I am happy to not think about it too much.

I just want to add that it reminds me a little of LOTR, where sauron would show up whenever someone put the ring on. Somehow it's similar when Bran went into the past, only certain WW can see him and are attracted to him because they're all made from the same magic.

The seizure was the result of it, maybe as much of hodor seeing the future (well, in an abstract sense) as it was bran changing the past.
 
Last edited:
I think the seizure was Hodor's younger body reacting to astral Bran warging into him in the past and present. That's why when Bran first sees Hodor in the past, nothing happens to Hodor. The 2nd time Bran sees Hodor in the past, he wargs. Bran is both at the Weirwood in physical form and at Winterfell with younger Hodor in astral form. But when Bran wargs, he wargs in the past and the present and disrupts Hodor completely. It creates a space time opening that probably allows Hodor to glimpse into the future, which is why he keeps repeating Meera's "Hold The Door!" chant. But because Hodor is a normal human being, he's incapable of interpreting that event without it harming him in some way.
 
Was he a simpleton? Might've just seemed that way because he was only able to communicate by saying one word.
 
Don't know how I feel about this time travel revelation last episode. I've voiced my concerns that time travel might kill the show kind of like it killed Lost. But I'm more intrigued than ever. I don't think GoT can ever jump the shark.
Time travel did not kill LOST at all. S5 was cool, everything that happened was suppose to happen and other than the stuff with Ben it didn't change the future. Same with Desmond trying to change the past.

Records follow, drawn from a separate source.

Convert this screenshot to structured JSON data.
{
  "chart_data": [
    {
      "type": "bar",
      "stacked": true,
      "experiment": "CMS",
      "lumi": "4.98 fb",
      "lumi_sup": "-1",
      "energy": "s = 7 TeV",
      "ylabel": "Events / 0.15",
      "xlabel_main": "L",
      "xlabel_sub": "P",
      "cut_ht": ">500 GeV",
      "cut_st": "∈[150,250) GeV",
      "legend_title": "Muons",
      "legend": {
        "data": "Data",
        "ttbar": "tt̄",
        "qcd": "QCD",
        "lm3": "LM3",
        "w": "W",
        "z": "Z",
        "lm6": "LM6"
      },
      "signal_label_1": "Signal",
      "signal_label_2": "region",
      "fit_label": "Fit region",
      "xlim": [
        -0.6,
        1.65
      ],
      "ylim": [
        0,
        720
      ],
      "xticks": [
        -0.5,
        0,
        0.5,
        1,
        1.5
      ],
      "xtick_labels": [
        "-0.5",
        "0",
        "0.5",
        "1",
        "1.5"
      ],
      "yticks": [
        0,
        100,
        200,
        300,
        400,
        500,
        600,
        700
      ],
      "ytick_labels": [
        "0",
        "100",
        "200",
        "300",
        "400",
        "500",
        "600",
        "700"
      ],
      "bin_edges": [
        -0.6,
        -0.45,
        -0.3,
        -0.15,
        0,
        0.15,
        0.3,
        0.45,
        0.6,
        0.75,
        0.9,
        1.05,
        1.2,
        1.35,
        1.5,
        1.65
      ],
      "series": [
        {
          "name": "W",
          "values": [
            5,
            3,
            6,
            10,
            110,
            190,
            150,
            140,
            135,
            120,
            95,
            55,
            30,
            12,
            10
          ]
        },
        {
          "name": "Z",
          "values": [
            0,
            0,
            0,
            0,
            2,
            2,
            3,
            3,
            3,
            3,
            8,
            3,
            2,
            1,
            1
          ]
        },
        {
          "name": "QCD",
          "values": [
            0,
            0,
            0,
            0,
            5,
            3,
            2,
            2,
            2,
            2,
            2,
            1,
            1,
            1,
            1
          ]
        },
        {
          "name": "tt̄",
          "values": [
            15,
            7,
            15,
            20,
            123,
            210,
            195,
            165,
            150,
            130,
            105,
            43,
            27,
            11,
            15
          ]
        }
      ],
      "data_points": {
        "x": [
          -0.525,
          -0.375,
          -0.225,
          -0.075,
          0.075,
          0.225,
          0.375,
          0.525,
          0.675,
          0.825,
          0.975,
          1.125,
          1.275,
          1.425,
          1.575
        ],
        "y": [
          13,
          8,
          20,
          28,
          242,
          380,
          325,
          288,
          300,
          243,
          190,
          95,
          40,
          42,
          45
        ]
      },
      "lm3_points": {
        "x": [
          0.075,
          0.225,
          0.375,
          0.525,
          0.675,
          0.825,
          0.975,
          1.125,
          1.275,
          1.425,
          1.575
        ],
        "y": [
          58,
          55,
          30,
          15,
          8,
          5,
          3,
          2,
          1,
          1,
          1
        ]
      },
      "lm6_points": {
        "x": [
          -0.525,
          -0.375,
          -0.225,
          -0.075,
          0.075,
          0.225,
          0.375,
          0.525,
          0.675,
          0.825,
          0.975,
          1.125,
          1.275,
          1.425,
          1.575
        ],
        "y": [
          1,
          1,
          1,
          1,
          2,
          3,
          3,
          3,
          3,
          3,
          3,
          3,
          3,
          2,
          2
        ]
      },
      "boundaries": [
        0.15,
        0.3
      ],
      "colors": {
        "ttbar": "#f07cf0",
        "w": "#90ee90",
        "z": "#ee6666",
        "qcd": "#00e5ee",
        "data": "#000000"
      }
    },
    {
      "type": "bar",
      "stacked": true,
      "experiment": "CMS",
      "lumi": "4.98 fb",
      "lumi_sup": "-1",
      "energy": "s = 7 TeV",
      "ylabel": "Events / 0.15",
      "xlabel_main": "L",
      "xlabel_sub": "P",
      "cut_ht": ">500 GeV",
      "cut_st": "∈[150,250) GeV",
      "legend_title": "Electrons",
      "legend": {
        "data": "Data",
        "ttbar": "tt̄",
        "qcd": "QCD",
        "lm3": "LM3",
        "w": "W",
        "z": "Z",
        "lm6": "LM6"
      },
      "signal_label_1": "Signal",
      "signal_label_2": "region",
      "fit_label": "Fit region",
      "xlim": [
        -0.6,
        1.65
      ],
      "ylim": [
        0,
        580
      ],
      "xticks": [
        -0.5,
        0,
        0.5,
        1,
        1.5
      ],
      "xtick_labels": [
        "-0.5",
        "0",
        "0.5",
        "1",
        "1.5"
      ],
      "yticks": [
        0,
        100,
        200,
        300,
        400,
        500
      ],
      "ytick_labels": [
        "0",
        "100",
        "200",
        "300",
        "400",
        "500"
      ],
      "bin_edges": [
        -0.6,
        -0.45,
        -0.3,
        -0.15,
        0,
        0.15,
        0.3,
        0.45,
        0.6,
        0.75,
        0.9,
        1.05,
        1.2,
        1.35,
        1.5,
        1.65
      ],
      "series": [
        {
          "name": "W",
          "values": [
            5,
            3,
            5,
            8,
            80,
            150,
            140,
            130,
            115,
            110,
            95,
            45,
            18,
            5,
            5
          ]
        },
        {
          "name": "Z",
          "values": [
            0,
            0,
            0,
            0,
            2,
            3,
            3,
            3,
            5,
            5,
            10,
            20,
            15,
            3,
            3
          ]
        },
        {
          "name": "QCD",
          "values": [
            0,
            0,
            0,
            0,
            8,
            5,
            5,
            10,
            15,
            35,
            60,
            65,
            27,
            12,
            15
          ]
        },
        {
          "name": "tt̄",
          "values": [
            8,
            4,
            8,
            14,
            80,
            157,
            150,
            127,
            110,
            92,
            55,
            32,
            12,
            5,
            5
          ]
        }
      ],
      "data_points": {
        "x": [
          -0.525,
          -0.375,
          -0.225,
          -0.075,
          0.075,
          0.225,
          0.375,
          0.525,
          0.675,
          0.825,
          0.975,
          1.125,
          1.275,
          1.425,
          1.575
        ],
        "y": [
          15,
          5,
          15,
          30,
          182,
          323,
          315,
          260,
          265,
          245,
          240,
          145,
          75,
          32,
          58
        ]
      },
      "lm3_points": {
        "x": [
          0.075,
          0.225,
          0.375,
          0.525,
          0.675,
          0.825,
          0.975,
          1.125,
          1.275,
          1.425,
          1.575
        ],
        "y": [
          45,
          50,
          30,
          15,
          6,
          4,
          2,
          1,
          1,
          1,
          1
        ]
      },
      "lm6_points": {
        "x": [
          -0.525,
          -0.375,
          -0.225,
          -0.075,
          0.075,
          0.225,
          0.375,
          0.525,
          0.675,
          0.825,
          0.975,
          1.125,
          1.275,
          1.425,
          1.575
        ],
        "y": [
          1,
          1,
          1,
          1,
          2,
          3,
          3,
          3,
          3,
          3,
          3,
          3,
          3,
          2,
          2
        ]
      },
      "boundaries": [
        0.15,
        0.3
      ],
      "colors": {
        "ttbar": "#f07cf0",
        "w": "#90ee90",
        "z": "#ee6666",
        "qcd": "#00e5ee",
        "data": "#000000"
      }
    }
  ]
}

I think y'all should wait before being so concerned given what Bran did was contained to telling a sad story about Wylis is becoming Hodor.
 
i wonder if dude on that forum/reddit who made the Hold the Door prediction actually guess right or if HBO writers scoured the net and stole it.
 
I can't tell the difference anymore between details I missed upon first viewing that seemed unimportant (but now matter)

and spoilers being talked about by book-readers or people assuming the dots/history of this fake civilization is so easily picked up on on a platform like a TV show. The depth of a book and breadth of a television show create contextual gaps that we fill ourselves.

These little blue creatures that apparently initiated the main, confounding problems affecting all parts of the GOT world were apparently characters spotted throughout the TV shows previous four/five seasons at various points, but I didn't weigh these brief encounters when they were on my screen as significant until just this last episode with the reveals, so the line blurs within that - and just overall, between details that have only recently become relevant and details that I'm thinking are minor details from prior seasons recently emerging as having significance but in reality they are really spoilers. If I don't know the difference then I guess it's basically an accidental filtering system through an overload of info to this point but who even knows.
 
Last edited:
at this point I don't care what the hodor warging thing is as long as they explain it.

I hate when shows or movies leave it up for interpretation.

nah. finish your job and give us all the answers b
 
I think y'all should wait before being so concerned given what Bran did was contained to telling a sad story about Wylis is becoming Hodor.

This.

Does time travel/projection open up a lot of crazy possibilities? Yes. Does it mean any of those possibilities will be actualized in the show? Not at all.
 
Could have Summer take out like 4-5 of them at least 
mean.gif
 
Could have Summer take out like 4-5 of them at least :smh:

I was thinking the same. It reminded me of somebody who jumps into a raging river heroically, just to get swept down the river and out of site. I would have preferred summer to at least mess some of the dudes before just getting lit up.